The CEO usually brags about how KBTG is so great, full of talents (going so far as to say everyone working here is top talent).
He emphasizes how KBTG is actively doing AI development, while in reality, I’ve yet to see any employees, code, emails discussing about AI, nor any other cool tech stuff that he sells daily to the press.
The company does not even want to improve. They want everything to be the same. They don’t develop talents, they simply horde talents hoping that it will cure their organization’s collective stupidity.
I once respected all SWEs - I used to think that 80% of devs are smart people, and the rest being the lucky dumbsters or “script kiddies”.
Joining KBTG changed that view. I now think SWE is just like any other professions.
I also hate working in very large corporations like KBank now.

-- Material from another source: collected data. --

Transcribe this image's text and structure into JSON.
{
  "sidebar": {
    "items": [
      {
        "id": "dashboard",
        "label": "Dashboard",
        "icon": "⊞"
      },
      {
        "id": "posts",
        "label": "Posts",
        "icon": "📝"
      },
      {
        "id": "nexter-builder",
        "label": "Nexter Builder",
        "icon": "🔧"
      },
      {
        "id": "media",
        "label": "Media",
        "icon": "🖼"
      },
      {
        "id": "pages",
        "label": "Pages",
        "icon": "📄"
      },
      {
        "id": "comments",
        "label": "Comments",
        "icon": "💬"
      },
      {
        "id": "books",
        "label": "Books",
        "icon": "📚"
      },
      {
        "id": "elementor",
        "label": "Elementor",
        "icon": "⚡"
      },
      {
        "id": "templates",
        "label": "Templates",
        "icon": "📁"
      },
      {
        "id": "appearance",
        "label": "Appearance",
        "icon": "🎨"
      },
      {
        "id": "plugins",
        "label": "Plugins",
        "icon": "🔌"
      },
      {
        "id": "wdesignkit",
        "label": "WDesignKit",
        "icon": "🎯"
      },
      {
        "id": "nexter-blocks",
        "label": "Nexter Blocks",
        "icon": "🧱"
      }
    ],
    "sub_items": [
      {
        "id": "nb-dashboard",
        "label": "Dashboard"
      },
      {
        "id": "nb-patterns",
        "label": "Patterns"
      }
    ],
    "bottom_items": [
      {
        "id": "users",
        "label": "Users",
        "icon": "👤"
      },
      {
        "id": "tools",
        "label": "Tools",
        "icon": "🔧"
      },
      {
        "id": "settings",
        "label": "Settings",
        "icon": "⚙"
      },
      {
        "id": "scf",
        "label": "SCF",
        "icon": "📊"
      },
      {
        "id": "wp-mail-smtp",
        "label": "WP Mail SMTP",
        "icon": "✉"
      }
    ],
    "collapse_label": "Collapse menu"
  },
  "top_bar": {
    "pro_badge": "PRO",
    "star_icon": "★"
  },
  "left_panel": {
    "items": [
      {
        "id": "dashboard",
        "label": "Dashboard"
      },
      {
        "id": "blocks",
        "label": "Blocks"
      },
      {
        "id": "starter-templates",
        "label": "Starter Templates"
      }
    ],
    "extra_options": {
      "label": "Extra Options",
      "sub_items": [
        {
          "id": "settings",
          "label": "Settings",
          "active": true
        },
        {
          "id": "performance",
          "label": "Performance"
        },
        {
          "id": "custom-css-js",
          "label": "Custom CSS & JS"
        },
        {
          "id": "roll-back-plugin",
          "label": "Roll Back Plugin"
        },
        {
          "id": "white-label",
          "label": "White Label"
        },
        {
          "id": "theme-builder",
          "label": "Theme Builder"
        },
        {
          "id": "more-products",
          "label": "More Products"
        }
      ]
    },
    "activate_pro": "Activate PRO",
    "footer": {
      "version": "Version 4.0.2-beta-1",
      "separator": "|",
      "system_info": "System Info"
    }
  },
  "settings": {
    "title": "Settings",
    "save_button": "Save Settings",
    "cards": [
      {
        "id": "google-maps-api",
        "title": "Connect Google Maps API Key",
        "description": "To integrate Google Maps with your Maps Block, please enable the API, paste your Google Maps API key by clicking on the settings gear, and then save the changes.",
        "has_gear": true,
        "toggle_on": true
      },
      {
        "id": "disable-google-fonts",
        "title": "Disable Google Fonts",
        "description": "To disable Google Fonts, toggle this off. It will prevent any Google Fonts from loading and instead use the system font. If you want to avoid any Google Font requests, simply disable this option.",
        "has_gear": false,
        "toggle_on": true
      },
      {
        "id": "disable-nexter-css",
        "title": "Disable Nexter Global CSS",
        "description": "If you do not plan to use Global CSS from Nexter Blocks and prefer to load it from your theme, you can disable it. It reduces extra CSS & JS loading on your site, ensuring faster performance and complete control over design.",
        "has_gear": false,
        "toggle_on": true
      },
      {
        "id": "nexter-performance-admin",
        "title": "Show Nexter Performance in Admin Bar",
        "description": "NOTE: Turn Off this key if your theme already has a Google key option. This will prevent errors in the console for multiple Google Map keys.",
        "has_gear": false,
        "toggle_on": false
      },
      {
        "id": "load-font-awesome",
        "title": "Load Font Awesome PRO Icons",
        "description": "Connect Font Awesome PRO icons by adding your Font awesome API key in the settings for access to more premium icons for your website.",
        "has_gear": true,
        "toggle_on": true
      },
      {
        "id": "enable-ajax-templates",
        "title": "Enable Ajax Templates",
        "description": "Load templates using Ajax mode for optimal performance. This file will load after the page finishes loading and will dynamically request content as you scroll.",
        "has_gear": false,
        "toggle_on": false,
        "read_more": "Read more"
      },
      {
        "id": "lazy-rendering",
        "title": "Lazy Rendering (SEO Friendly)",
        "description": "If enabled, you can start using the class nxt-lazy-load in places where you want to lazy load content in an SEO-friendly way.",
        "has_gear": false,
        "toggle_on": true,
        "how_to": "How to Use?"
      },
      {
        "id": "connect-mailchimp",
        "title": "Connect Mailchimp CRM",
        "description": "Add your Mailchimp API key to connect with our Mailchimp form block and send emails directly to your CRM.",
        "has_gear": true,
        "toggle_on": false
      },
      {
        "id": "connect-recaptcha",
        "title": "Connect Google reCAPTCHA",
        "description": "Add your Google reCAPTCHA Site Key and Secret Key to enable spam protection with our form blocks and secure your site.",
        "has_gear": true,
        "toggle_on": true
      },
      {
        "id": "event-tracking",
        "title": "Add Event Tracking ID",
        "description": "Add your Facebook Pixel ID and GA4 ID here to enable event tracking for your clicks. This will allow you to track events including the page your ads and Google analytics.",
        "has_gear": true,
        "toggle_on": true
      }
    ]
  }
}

These companies are too big to fail, and they have so many people. Because they are too big to fail, they know they don’t need to do everything in a smart way. They can just throw their weight around and get profits.
This Thai bank wouldn’t go bankrupt because an app is toilet material, or if the app never launches. There’s simply no need for the org to be well optimized, or dismiss incompetent people. Some of them don’t actually do anything, just sitting around with laptop opened on their office desk.
This is why I left KBTG: I don’t want to be familiarized with idiocy and incompetence. I don’t want to think that the shit they do is “good enough”.
I don’t want to endure seeing the least intelligent professionals I’ve ever seen circlejerk themselves to dry deaths.
With all of the things I saw, I just couldn’t stay. I have a feeling that if I stayed, my own brain cells would simply rot from interacting with these people.